Inn-side job: Mill Basin locals worry new hotel secretly plans to become homeless shelter
Photo by Steve Schnibbe

Mill Basin residents are very uncomfortable with plans to build a Comfort Inn.

The new hotel is already under construction on E. 49th Street between Avenues N and O, and locals worry that the developer is secretly planning to turn the three-story building into an emergency homeless shelter — though he claims his detractors are little more than busy bodies going “crazy” over nothing.

“It’s not going to be a homeless shelter,” said Queens developer Talwinder Parmar. “These people are crazy.”

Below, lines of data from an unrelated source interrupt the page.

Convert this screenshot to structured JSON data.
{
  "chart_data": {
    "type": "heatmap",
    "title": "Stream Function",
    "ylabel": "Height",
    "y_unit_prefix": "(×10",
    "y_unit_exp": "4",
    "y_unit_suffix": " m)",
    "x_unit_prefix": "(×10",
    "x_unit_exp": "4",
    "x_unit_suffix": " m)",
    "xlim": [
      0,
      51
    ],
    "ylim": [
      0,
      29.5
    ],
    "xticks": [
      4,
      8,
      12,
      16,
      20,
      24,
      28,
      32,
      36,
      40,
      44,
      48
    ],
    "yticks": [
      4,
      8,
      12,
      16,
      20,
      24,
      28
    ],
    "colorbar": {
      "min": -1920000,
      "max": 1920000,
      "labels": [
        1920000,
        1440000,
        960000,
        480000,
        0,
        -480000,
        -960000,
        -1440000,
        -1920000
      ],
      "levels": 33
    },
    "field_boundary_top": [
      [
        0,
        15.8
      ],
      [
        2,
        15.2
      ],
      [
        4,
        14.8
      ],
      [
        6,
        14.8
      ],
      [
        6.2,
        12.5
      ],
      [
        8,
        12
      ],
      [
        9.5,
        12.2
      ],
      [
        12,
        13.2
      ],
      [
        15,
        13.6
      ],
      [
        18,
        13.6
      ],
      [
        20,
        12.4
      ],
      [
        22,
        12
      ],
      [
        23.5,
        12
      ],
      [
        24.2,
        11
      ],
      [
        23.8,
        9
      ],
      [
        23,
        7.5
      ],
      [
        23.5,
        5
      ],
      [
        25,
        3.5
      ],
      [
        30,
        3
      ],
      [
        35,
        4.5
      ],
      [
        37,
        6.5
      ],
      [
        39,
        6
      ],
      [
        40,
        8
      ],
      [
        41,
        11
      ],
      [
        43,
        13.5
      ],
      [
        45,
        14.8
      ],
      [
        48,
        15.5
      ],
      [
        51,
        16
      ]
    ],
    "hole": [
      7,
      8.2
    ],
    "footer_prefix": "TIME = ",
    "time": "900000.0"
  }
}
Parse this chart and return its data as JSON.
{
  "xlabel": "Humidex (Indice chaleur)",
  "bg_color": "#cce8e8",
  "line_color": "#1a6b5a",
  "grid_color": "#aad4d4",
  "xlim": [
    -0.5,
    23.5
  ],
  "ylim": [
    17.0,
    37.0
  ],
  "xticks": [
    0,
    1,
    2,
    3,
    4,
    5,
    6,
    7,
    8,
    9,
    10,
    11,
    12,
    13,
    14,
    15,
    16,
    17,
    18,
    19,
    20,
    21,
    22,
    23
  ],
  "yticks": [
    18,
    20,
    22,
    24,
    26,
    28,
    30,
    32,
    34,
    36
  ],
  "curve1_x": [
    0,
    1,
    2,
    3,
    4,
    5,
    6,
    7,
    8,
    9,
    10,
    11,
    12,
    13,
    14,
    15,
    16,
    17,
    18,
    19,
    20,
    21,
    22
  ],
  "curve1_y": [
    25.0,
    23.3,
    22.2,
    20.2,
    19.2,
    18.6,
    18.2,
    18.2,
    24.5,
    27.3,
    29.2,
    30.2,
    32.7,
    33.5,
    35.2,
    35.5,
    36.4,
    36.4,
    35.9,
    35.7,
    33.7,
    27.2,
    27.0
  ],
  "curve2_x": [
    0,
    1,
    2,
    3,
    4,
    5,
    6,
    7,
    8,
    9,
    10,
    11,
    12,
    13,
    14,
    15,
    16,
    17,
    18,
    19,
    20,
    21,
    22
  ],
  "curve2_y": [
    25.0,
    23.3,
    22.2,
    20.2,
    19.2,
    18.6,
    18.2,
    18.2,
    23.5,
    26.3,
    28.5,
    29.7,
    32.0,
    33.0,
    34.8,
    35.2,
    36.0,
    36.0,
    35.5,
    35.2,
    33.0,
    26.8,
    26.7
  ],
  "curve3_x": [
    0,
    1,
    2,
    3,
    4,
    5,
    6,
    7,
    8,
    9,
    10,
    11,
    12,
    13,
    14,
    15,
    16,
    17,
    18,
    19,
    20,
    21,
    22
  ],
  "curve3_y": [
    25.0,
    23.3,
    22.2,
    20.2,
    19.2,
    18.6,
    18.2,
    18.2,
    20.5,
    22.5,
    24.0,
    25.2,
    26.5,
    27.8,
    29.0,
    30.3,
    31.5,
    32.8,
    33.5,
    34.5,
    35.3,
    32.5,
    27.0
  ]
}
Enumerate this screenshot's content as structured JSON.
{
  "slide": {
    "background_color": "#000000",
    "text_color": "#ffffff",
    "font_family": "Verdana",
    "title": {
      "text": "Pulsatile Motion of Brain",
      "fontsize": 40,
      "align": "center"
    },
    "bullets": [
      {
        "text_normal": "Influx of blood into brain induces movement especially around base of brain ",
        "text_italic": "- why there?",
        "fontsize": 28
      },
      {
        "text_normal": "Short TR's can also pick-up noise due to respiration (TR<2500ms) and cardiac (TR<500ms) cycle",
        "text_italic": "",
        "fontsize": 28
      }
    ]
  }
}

But wary locals point to the project’s strange location to support their suspicions.

The 46-room hotel, which Parmar insists will open as a Comfort Inn within a year’s time, is going up on an empty lot with a Department of Sanitation garage on one side and an auto shop on the other. Locals say that nobody in their right mind would stay at a hotel next to bunch of garbage trucks — unless, of course, they were being bused in from overflowing homeless shelters with the city picking up the tab.

“The location itself leads to a lot of speculation and fear,” said Phyllis Waltuch, who lives on E. 49th Street, about a block away from the hotel. “This guy is not being honest. He’s going to come in, say it’s a hotel, and then do a bait and switch, where a year or two into this venture, he’ll make a deal with the city, get on their bankroll, and turn it into a homeless shelter.”

The Department of Homeless Services contracts with hundreds of hotels throughout the city to provide emergency space when regular shelters hit their capacity. The city typically pays hotels at least $100 per room each night to provide shelter space on a contract basis, so a 46-room hotel-cum-shelter could take in about $1.68 million a year, regardless of its location.

Waltuch isn’t alone in her fears. Several neighbors of the new structure turned out at a recent Community Board 18 meeting where they vented their anxiety about the hotel and the developer’s presumed nefarious intentions.

They were joined by Councilman Alan Maisel (D–Mill Basin), who bore the unfortunate news that the hotel is being built “as of right,” meaning there are no legal means by which local politicians or the community could block the construction.

It’s only if Parmar decides to pursue a contract with the city to provide shelter space that the community board and local electeds will have an opportunity to oppose the development, according to the councilman.

But Maisel agrees with the community that the hotel’s location is simply too bizarre to be explained by anything but bad news.

“I can only see two possibilities here. Either he wants to turn it into an hourly, hot-sheet hotel, or he has plans in the future to turn it into a shelter,” said Maisel. “I don’t believe for a minute that he’s going to be a good citizen.”

Parmar denied the hot-sheet allegation as well, insisting that development will just be a Comfort Inn, and that his clientele will consist mostly of folks traveling in and out of John F. Kennedy International Airport — 11 miles away — who are looking for modestly priced accommodations nearby.

“It’s not hourly. We don’t do that,” Parmar said. “You want to be somewhere where you know you can make some money. In my experience that’s a very good site for a hotel, and it’s in my rights to do so, so it shouldn’t be a problem.”